Wondering how to safely thaw frozen meat, how to detect food spoilage in canned goods or what cooking temperatures kill the harmful bacteria found in pork? Ask Karen!
AskKaren.gov is a consumer education site that “provides information for consumers about preventing foodborne illness, safe food handling and storage, and safe preparation of meat, poultry, and egg products”. It operates under the United States Department of Agriculture Food Safety and Inspection Service. Visitors to the site can search the food safety knowledge base, chat live with a food safety expert or submit a question.
A particularly puzzling food safely incident lead me to the AskKaren site. After cutting open a roast chicken, we were horrified to discover a slight green tinge to the meat closest to the breast bone. Google search after google search yielded no definitive answer, only spectulation from other consumers in online forums about the cause and whether or not it was safe to consume.

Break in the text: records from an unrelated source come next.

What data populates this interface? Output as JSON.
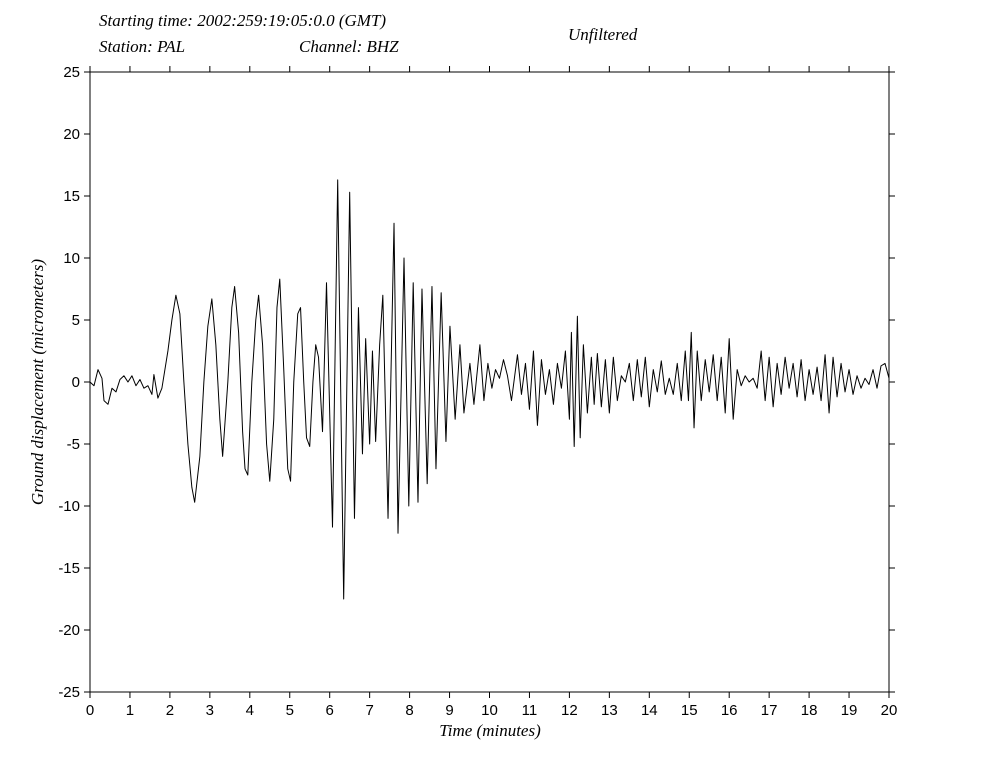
{
  "chart_data": {
    "type": "line",
    "starting_time": "Starting time: 2002:259:19:05:0.0 (GMT)",
    "station": "Station: PAL",
    "channel": "Channel: BHZ",
    "subtitle": "Unfiltered",
    "xlabel": "Time (minutes)",
    "ylabel": "Ground displacement (micrometers)",
    "color": "#000000",
    "xlim": [
      0,
      20
    ],
    "ylim": [
      -25,
      25
    ],
    "xticks": [
      0,
      1,
      2,
      3,
      4,
      5,
      6,
      7,
      8,
      9,
      10,
      11,
      12,
      13,
      14,
      15,
      16,
      17,
      18,
      19,
      20
    ],
    "yticks": [
      -25,
      -20,
      -15,
      -10,
      -5,
      0,
      5,
      10,
      15,
      20,
      25
    ],
    "x": [
      0,
      0.1,
      0.2,
      0.3,
      0.35,
      0.45,
      0.55,
      0.65,
      0.75,
      0.85,
      0.95,
      1.05,
      1.15,
      1.25,
      1.35,
      1.45,
      1.55,
      1.6,
      1.7,
      1.8,
      1.85,
      1.95,
      2.05,
      2.15,
      2.25,
      2.35,
      2.45,
      2.55,
      2.62,
      2.75,
      2.85,
      2.95,
      3.05,
      3.15,
      3.25,
      3.32,
      3.45,
      3.55,
      3.62,
      3.72,
      3.82,
      3.88,
      3.95,
      4.05,
      4.15,
      4.22,
      4.32,
      4.42,
      4.5,
      4.6,
      4.68,
      4.75,
      4.85,
      4.95,
      5.02,
      5.1,
      5.2,
      5.27,
      5.35,
      5.42,
      5.5,
      5.58,
      5.65,
      5.72,
      5.82,
      5.92,
      6.07,
      6.2,
      6.35,
      6.5,
      6.62,
      6.72,
      6.82,
      6.9,
      7.0,
      7.07,
      7.15,
      7.25,
      7.33,
      7.46,
      7.61,
      7.71,
      7.86,
      7.98,
      8.09,
      8.21,
      8.31,
      8.44,
      8.56,
      8.66,
      8.79,
      8.91,
      9.01,
      9.14,
      9.26,
      9.36,
      9.51,
      9.61,
      9.76,
      9.86,
      9.96,
      10.06,
      10.15,
      10.25,
      10.35,
      10.45,
      10.55,
      10.7,
      10.8,
      10.9,
      11.0,
      11.1,
      11.2,
      11.3,
      11.4,
      11.5,
      11.6,
      11.7,
      11.8,
      11.9,
      12.0,
      12.05,
      12.12,
      12.2,
      12.27,
      12.35,
      12.45,
      12.55,
      12.62,
      12.7,
      12.8,
      12.9,
      13.0,
      13.1,
      13.2,
      13.3,
      13.4,
      13.5,
      13.6,
      13.7,
      13.8,
      13.9,
      14.0,
      14.1,
      14.2,
      14.3,
      14.4,
      14.5,
      14.6,
      14.7,
      14.8,
      14.9,
      14.98,
      15.05,
      15.12,
      15.2,
      15.3,
      15.4,
      15.5,
      15.6,
      15.7,
      15.8,
      15.9,
      16.0,
      16.1,
      16.2,
      16.3,
      16.4,
      16.5,
      16.6,
      16.7,
      16.8,
      16.9,
      17.0,
      17.1,
      17.2,
      17.3,
      17.4,
      17.5,
      17.6,
      17.7,
      17.8,
      17.9,
      18.0,
      18.1,
      18.2,
      18.3,
      18.4,
      18.5,
      18.6,
      18.7,
      18.8,
      18.9,
      19.0,
      19.1,
      19.2,
      19.3,
      19.4,
      19.5,
      19.6,
      19.7,
      19.8,
      19.9,
      20.0
    ],
    "values": [
      0,
      -0.3,
      1.0,
      0.3,
      -1.5,
      -1.8,
      -0.5,
      -0.8,
      0.2,
      0.5,
      0,
      0.5,
      -0.3,
      0.2,
      -0.5,
      -0.3,
      -1.0,
      0.6,
      -1.3,
      -0.5,
      0.5,
      2.5,
      5,
      7,
      5.5,
      0,
      -5,
      -8.5,
      -9.7,
      -6,
      0,
      4.5,
      6.7,
      3,
      -3,
      -6,
      0,
      6,
      7.7,
      4,
      -4,
      -7,
      -7.5,
      0,
      5,
      7,
      3,
      -5,
      -8,
      -3,
      6,
      8.3,
      1,
      -7,
      -8,
      0,
      5.5,
      6,
      0,
      -4.5,
      -5.2,
      0,
      3,
      2,
      -4,
      8,
      -11.7,
      16.3,
      -17.5,
      15.3,
      -11,
      6,
      -5.8,
      3.5,
      -5,
      2.5,
      -4.8,
      3,
      7,
      -11,
      12.8,
      -12.2,
      10,
      -10,
      8,
      -9.7,
      7.5,
      -8.2,
      7.7,
      -7,
      7.2,
      -4.8,
      4.5,
      -3,
      3,
      -2.5,
      1.5,
      -1.8,
      3,
      -1.5,
      1.5,
      -0.5,
      1,
      0.3,
      1.8,
      0.5,
      -1.5,
      2.2,
      -1,
      1.5,
      -2.2,
      2.5,
      -3.5,
      1.8,
      -1,
      1,
      -1.8,
      1.5,
      -0.5,
      2.5,
      -3,
      4,
      -5.2,
      5.3,
      -4.5,
      3,
      -2.5,
      2,
      -1.8,
      2.3,
      -2,
      1.8,
      -2.5,
      2,
      -1.5,
      0.5,
      0,
      1.5,
      -1.5,
      1.8,
      -1.2,
      2,
      -2,
      1,
      -0.8,
      1.7,
      -1,
      0.3,
      -1,
      1.5,
      -1.5,
      2.5,
      -1.5,
      4,
      -3.7,
      2.5,
      -1.5,
      1.8,
      -0.8,
      2.2,
      -1.5,
      2,
      -2.5,
      3.5,
      -3,
      1,
      -0.3,
      0.5,
      0,
      0.3,
      -0.5,
      2.5,
      -1.5,
      2,
      -2,
      1.5,
      -1,
      2,
      -0.5,
      1.5,
      -1.2,
      1.8,
      -1.5,
      1,
      -1,
      1.2,
      -1.5,
      2.2,
      -2.5,
      2,
      -1.2,
      1.5,
      -0.8,
      1,
      -1,
      0.5,
      -0.5,
      0.3,
      -0.2,
      1,
      -0.5,
      1.3,
      1.5,
      0.3
    ]
  }
}
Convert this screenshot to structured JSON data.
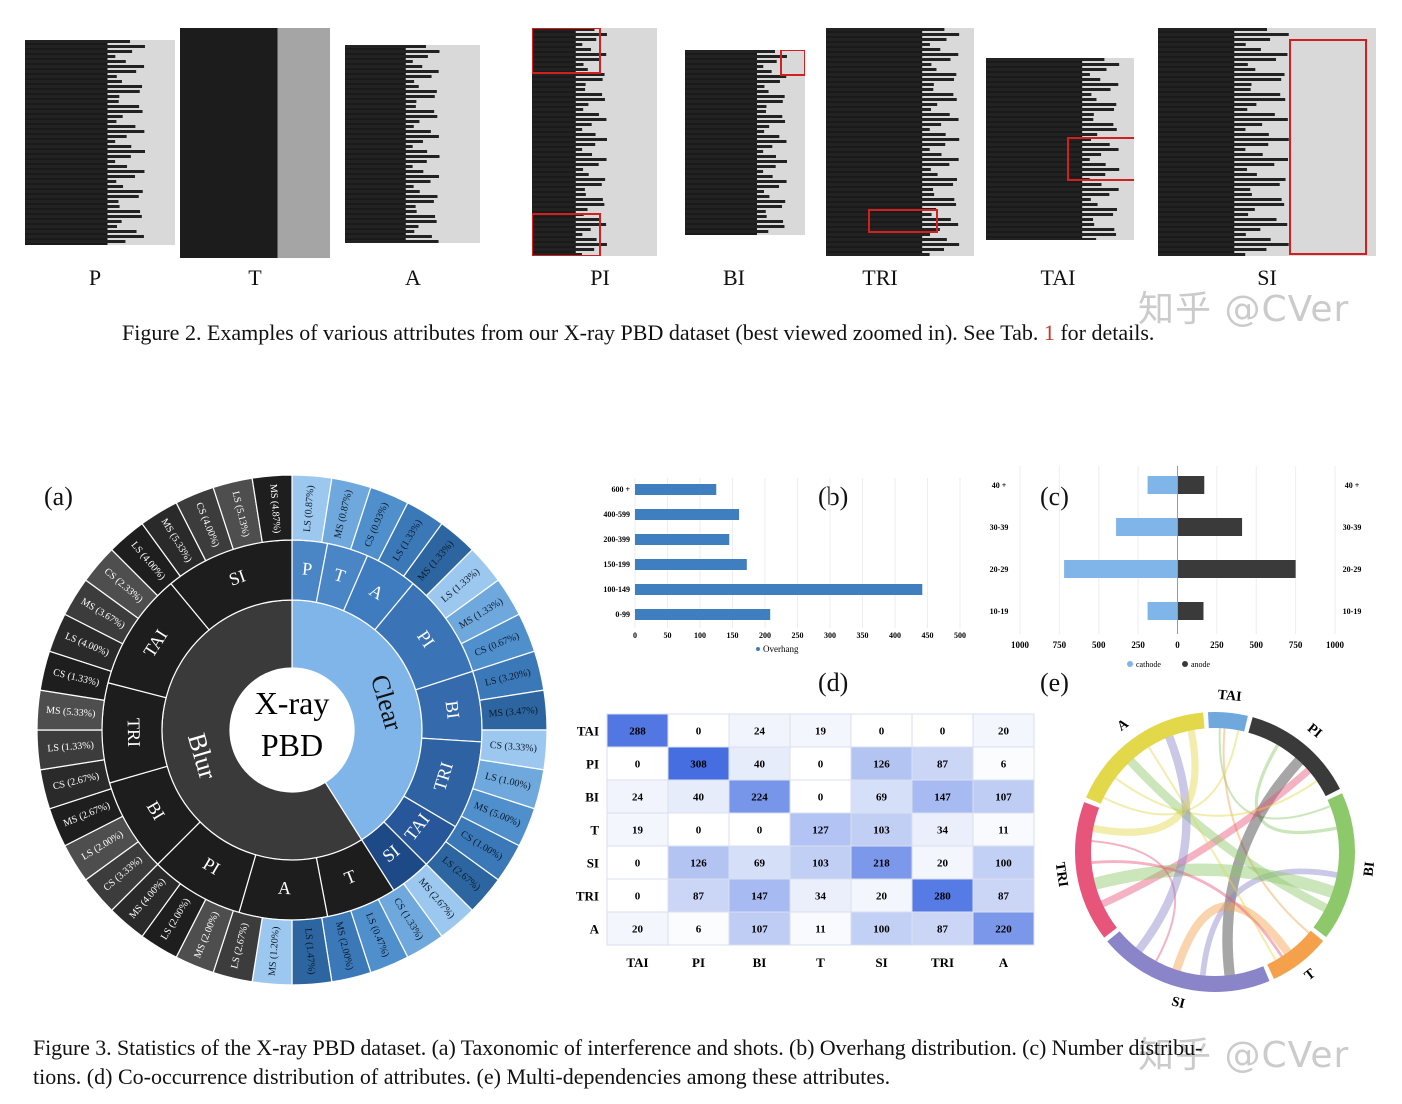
{
  "figure2": {
    "attributes": [
      "P",
      "T",
      "A",
      "PI",
      "BI",
      "TRI",
      "TAI",
      "SI"
    ],
    "caption_parts": {
      "pre": "Figure 2. Examples of various attributes from our X-ray PBD dataset (best viewed zoomed in). See Tab. ",
      "ref": "1",
      "post": " for details."
    }
  },
  "watermark": "知乎 @CVer",
  "figure3": {
    "panel_labels": {
      "a": "(a)",
      "b": "(b)",
      "c": "(c)",
      "d": "(d)",
      "e": "(e)"
    },
    "caption_line1": "Figure 3. Statistics of the X-ray PBD dataset. (a) Taxonomic of interference and shots. (b) Overhang distribution. (c) Number distribu-",
    "caption_line2": "tions. (d) Co-occurrence distribution of attributes. (e) Multi-dependencies among these attributes.",
    "sunburst_center": [
      "X-ray",
      "PBD"
    ],
    "sunburst_inner": [
      "Clear",
      "Blur"
    ],
    "sunburst_middle": [
      "P",
      "T",
      "A",
      "PI",
      "BI",
      "TRI",
      "TAI",
      "SI",
      "T",
      "A",
      "PI",
      "BI",
      "TRI",
      "TAI",
      "SI"
    ],
    "sunburst_outer": [
      "LS (0.87%)",
      "MS (0.87%)",
      "CS (0.93%)",
      "LS (1.33%)",
      "MS (1.33%)",
      "LS (1.33%)",
      "MS (1.33%)",
      "CS (0.67%)",
      "LS (3.20%)",
      "MS (3.47%)",
      "CS (3.33%)",
      "LS (1.00%)",
      "MS (5.00%)",
      "CS (1.00%)",
      "LS (2.67%)",
      "MS (2.67%)",
      "CS (1.33%)",
      "LS (0.47%)",
      "MS (2.00%)",
      "LS (1.47%)",
      "MS (1.20%)",
      "LS (2.67%)",
      "MS (2.00%)",
      "LS (2.00%)",
      "MS (4.00%)",
      "CS (3.33%)",
      "LS (2.00%)",
      "MS (2.67%)",
      "CS (2.67%)",
      "LS (1.33%)",
      "MS (5.33%)",
      "CS (1.33%)",
      "LS (4.00%)",
      "MS (3.67%)",
      "CS (2.33%)",
      "LS (4.00%)",
      "MS (5.33%)",
      "CS (4.00%)",
      "LS (5.13%)",
      "MS (4.87%)"
    ]
  },
  "chart_data": [
    {
      "type": "bar",
      "panel": "(b)",
      "orientation": "horizontal",
      "categories": [
        "0-99",
        "100-149",
        "150-199",
        "200-399",
        "400-599",
        "600 +"
      ],
      "series": [
        {
          "name": "Overhang",
          "values": [
            208,
            442,
            172,
            145,
            160,
            125
          ]
        }
      ],
      "xticks": [
        "0",
        "50",
        "100",
        "150",
        "200",
        "250",
        "300",
        "350",
        "400",
        "450",
        "500"
      ],
      "xlim": [
        0,
        500
      ],
      "legend": "bottom"
    },
    {
      "type": "bar",
      "panel": "(c)",
      "orientation": "horizontal-diverging",
      "categories": [
        "10-19",
        "20-29",
        "30-39",
        "40 +"
      ],
      "series": [
        {
          "name": "cathode",
          "values": [
            190,
            720,
            390,
            190
          ]
        },
        {
          "name": "anode",
          "values": [
            165,
            750,
            410,
            170
          ]
        }
      ],
      "xticks": [
        "1000",
        "750",
        "500",
        "250",
        "0",
        "250",
        "500",
        "750",
        "1000"
      ],
      "xlim": [
        -1000,
        1000
      ],
      "legend": "bottom"
    },
    {
      "type": "heatmap",
      "panel": "(d)",
      "rows": [
        "TAI",
        "PI",
        "BI",
        "T",
        "SI",
        "TRI",
        "A"
      ],
      "cols": [
        "TAI",
        "PI",
        "BI",
        "T",
        "SI",
        "TRI",
        "A"
      ],
      "values": [
        [
          288,
          0,
          24,
          19,
          0,
          0,
          20
        ],
        [
          0,
          308,
          40,
          0,
          126,
          87,
          6
        ],
        [
          24,
          40,
          224,
          0,
          69,
          147,
          107
        ],
        [
          19,
          0,
          0,
          127,
          103,
          34,
          11
        ],
        [
          0,
          126,
          69,
          103,
          218,
          20,
          100
        ],
        [
          0,
          87,
          147,
          34,
          20,
          280,
          87
        ],
        [
          20,
          6,
          107,
          11,
          100,
          87,
          220
        ]
      ]
    },
    {
      "type": "chord",
      "panel": "(e)",
      "nodes": [
        "TAI",
        "PI",
        "BI",
        "T",
        "SI",
        "TRI",
        "A"
      ],
      "colors": [
        "#6fa8dc",
        "#3a3a3a",
        "#8dc86b",
        "#f5a04a",
        "#8a84c8",
        "#e8557a",
        "#e3d74a"
      ]
    }
  ]
}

Not exactly the information source you’re looking for when dealing with food safety. That’s when I stumbled across AskKaren.gov. A brief scan of the site showed page after page of definitive answers to food safety questions, but the mystery of the green chicken wasn’t covered in the knowledge base so I submitted a question as the live chat is only available during daytime hours.
The next morning, I received an email back with this answer:
This is a condition called, ‘ischemia.’ It happens when the breast area of a chicken or turkey grows too fast and the tissue dies. The rest of the chicken is just fine to eat, but of course you would not want to eat the green part. If you accidentally did eat some, it wouldn’t harm you as the cooking would kill anything there.
It is not possible to detect this condition during the slaughter and processing of chicken, but most grocers will refund your money if you end up with one of these chickens.
I hope this helps.
the Ask Karen Team
A more recent freezer left open crack accident left me wondering whether the contents were safe to consume so I asked Karen and was reassured that although the contents would lose quality, it was safe to refreeze them. And Karen was right, the ice cream was slightly worse, but still edible. The Ask Karen team saved me hundreds and hundreds of dollars in food that would have otherwise been discarded.
Now, Ask Karen is my go-to resource for food safety information. What isn’t covered in the knowledge base is promptly answered by members of the Ask Karen Team.